# M6: steuersatz für flache boxxer brücke



## stevo knievo (20. Juli 2011)

hallo,

welchen steuersatz fahrt ihr, damit es möglich ist eine flache boxxer brücke zu nutzen.

ich habe einen arcos AI25 verbaut (einbauhöhe laute hersteller: 16mm)

es fehlen aber 4 mm um die 2mm, welche die standrohe der boxxer über der oben brücke rausstehen sollen, zu erreichen. die standrohe sind auch schon auf max. länge von 158mm.

Bike: M6 FRO
Gabel: Boxxer WC 2011

vielen dank,
stevo


----------



## stevo knievo (21. Juli 2011)

der FSA Orbit ZR sollte ins M6 passen, oder?

Stack Height 7.1+3.5=10.6mm

http://www.hibike.de/produkt/ae1790...R-Reduction-Steuersatz-von-1.5-auf-1-1-8.html


----------



## MTB-News.de




----------



## Downhoehl (21. Juli 2011)

stevo knievo schrieb:


> der FSA Orbit ZR sollte ins M6 passen, oder?
> 
> Stack Height 7.1+3.5=10.6mm
> 
> http://www.hibike.de/produkt/ae1790...R-Reduction-Steuersatz-von-1.5-auf-1-1-8.html



Ja der sollte eigentlich gehen. Ich fahre einen Syntace Superspin und da hat es auf jedenfall super gepasst mit der 2011er Boxxer.....


----------



## stevo knievo (21. Juli 2011)

weiss du die Bauhöhe der oberen Lagerschale?

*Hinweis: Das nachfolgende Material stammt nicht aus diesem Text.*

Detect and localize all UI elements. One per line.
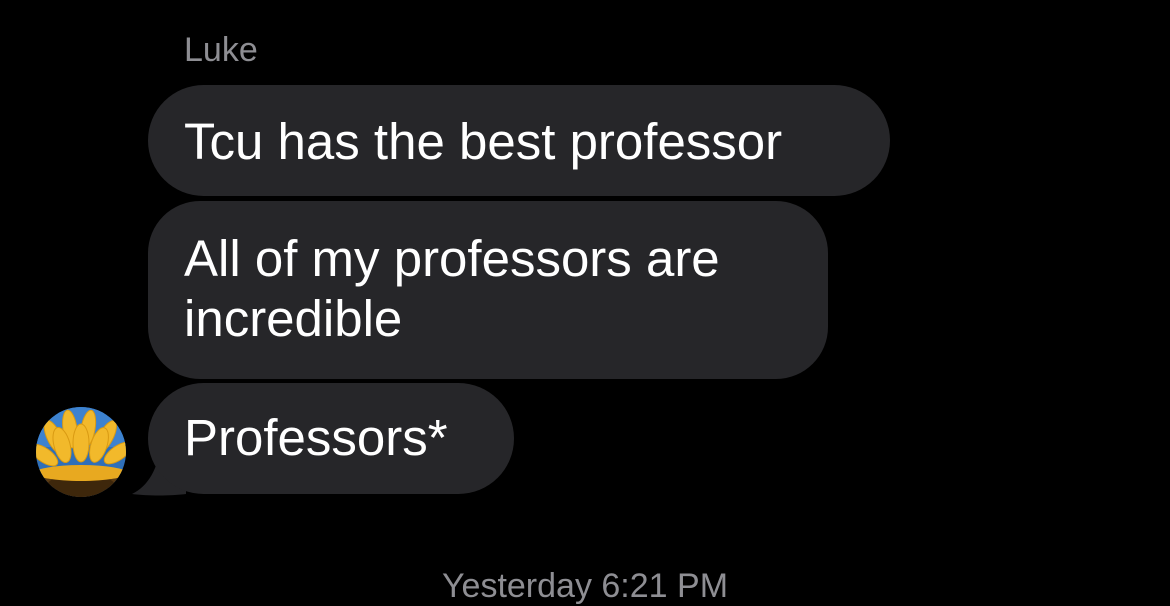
message-bubble[interactable]: All of my professors are incredible xyxy=(148,201,828,379)
message-text: Tcu has the best professor xyxy=(184,113,783,170)
message-text: Professors* xyxy=(184,409,448,466)
message-bubble[interactable]: Professors* xyxy=(148,383,514,494)
message-text: All of my professors are incredible xyxy=(184,230,720,347)
sender-name: Luke xyxy=(184,31,258,69)
timestamp: Yesterday 6:21 PM xyxy=(441,567,729,605)
message-bubble[interactable]: Tcu has the best professor xyxy=(148,85,890,196)
sunflower-avatar-icon[interactable] xyxy=(36,407,126,497)
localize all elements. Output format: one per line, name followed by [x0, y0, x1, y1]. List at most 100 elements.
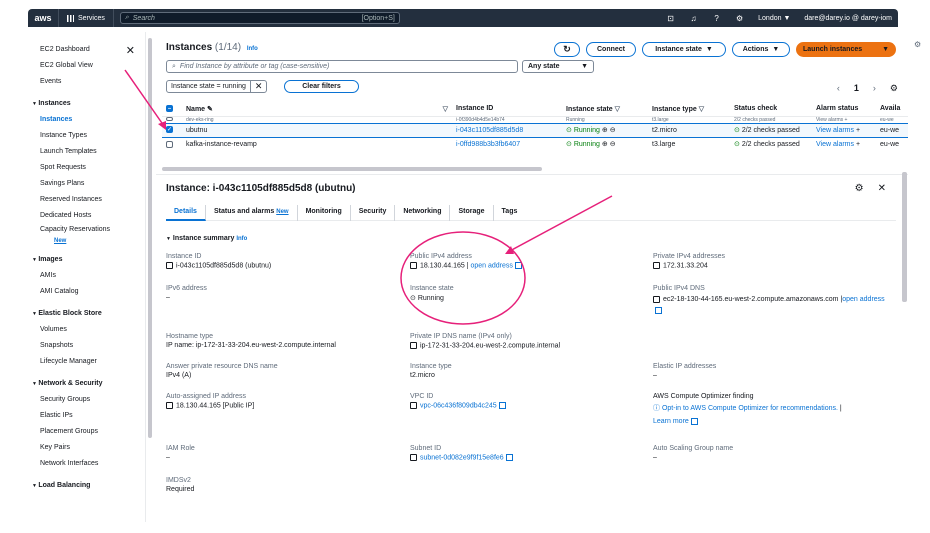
gear-icon[interactable]: ⚙ — [855, 183, 864, 194]
open-address-link[interactable]: open address — [470, 262, 512, 269]
sidebar-section-instances[interactable]: Instances — [28, 96, 145, 112]
search-input[interactable]: ⌕ Find Instance by attribute or tag (cas… — [166, 60, 518, 73]
zoom-out-icon[interactable]: ⊖ — [610, 141, 616, 148]
region-selector[interactable]: London ▼ — [758, 15, 790, 22]
sidebar-item-capacity-reservations[interactable]: Capacity Reservations — [28, 224, 145, 236]
row-checkbox[interactable] — [166, 117, 173, 122]
info-link[interactable]: Info — [247, 46, 258, 52]
learn-more-link[interactable]: Learn more — [653, 418, 689, 425]
subnet-link[interactable]: subnet-0d082e9f9f15e8fe6 — [420, 454, 504, 461]
sidebar-item-savings-plans[interactable]: Savings Plans — [28, 176, 145, 192]
tab-storage[interactable]: Storage — [450, 205, 494, 221]
cloudshell-icon[interactable]: ⊡ — [666, 14, 675, 23]
pencil-icon[interactable]: ✎ — [207, 106, 213, 113]
zoom-in-icon[interactable]: ⊕ — [602, 127, 608, 134]
copy-icon[interactable] — [653, 262, 660, 269]
tab-status-and-alarms[interactable]: Status and alarms New — [206, 205, 298, 221]
clear-filters-button[interactable]: Clear filters — [284, 80, 359, 93]
sidebar-item-ami-catalog[interactable]: AMI Catalog — [28, 284, 145, 300]
copy-icon[interactable] — [410, 454, 417, 461]
open-address-link[interactable]: open address — [842, 296, 884, 303]
chevron-left-icon[interactable]: ‹ — [837, 83, 840, 94]
instance-id-link[interactable]: i-043c1105df885d5d8 — [452, 122, 562, 138]
sidebar-item-spot-requests[interactable]: Spot Requests — [28, 160, 145, 176]
sidebar-item-snapshots[interactable]: Snapshots — [28, 338, 145, 354]
view-alarms-link[interactable]: View alarms + — [812, 137, 876, 151]
search-input[interactable]: ⌕ Search [Option+S] — [119, 12, 400, 24]
info-link[interactable]: Info — [236, 236, 247, 242]
sidebar-item-amis[interactable]: AMIs — [28, 268, 145, 284]
state-select[interactable]: Any state ▼ — [522, 60, 594, 73]
sidebar-item-instance-types[interactable]: Instance Types — [28, 128, 145, 144]
copy-icon[interactable] — [410, 342, 417, 349]
table-row[interactable]: dev-eks-ring i-0f390d4b4d5e14b74 Running… — [162, 116, 908, 123]
gear-icon[interactable]: ⚙ — [914, 40, 921, 49]
external-link-icon[interactable] — [514, 262, 522, 269]
copy-icon[interactable] — [410, 402, 417, 409]
sidebar-item-network-interfaces[interactable]: Network Interfaces — [28, 456, 145, 472]
tab-networking[interactable]: Networking — [395, 205, 451, 221]
connect-button[interactable]: Connect — [586, 42, 636, 57]
col-name[interactable]: Name ✎ ▽ — [182, 102, 452, 117]
table-row[interactable]: kafka-instance-revamp i-0ffd988b3b3fb640… — [162, 137, 908, 151]
tab-security[interactable]: Security — [351, 205, 396, 221]
chevron-right-icon[interactable]: › — [873, 83, 876, 94]
copy-icon[interactable] — [166, 402, 173, 409]
sidebar-item-key-pairs[interactable]: Key Pairs — [28, 440, 145, 456]
select-all-checkbox[interactable]: – — [166, 105, 173, 113]
table-scrollbar[interactable] — [162, 167, 542, 171]
external-link-icon[interactable] — [690, 417, 698, 425]
sort-icon[interactable]: ▽ — [443, 105, 448, 113]
close-icon[interactable]: ✕ — [249, 81, 267, 92]
external-link-icon[interactable] — [498, 402, 506, 409]
sidebar-item-events[interactable]: Events — [28, 74, 145, 90]
instance-summary-heading[interactable]: ▼ Instance summary Info — [166, 235, 247, 242]
launch-instances-button[interactable]: Launch instances ▼ — [796, 42, 896, 57]
row-checkbox[interactable] — [166, 140, 173, 148]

in der Beschreibung ist immer nur die untere mit 4 mm angeben.


----------



## Downhoehl (24. Juli 2011)

stevo knievo schrieb:


> weiss du die Bauhöhe der oberen Lagerschale?
> 
> in der Beschreibung ist immer nur die untere mit 4 mm angeben.



Auswendig leider nicht, aber glaub mir, es reicht für ne 2011 Boxxer mit flacher Brücke ;-)


----------



## freerider090 (7. August 2011)

von crank brothers gibts sehr flache


----------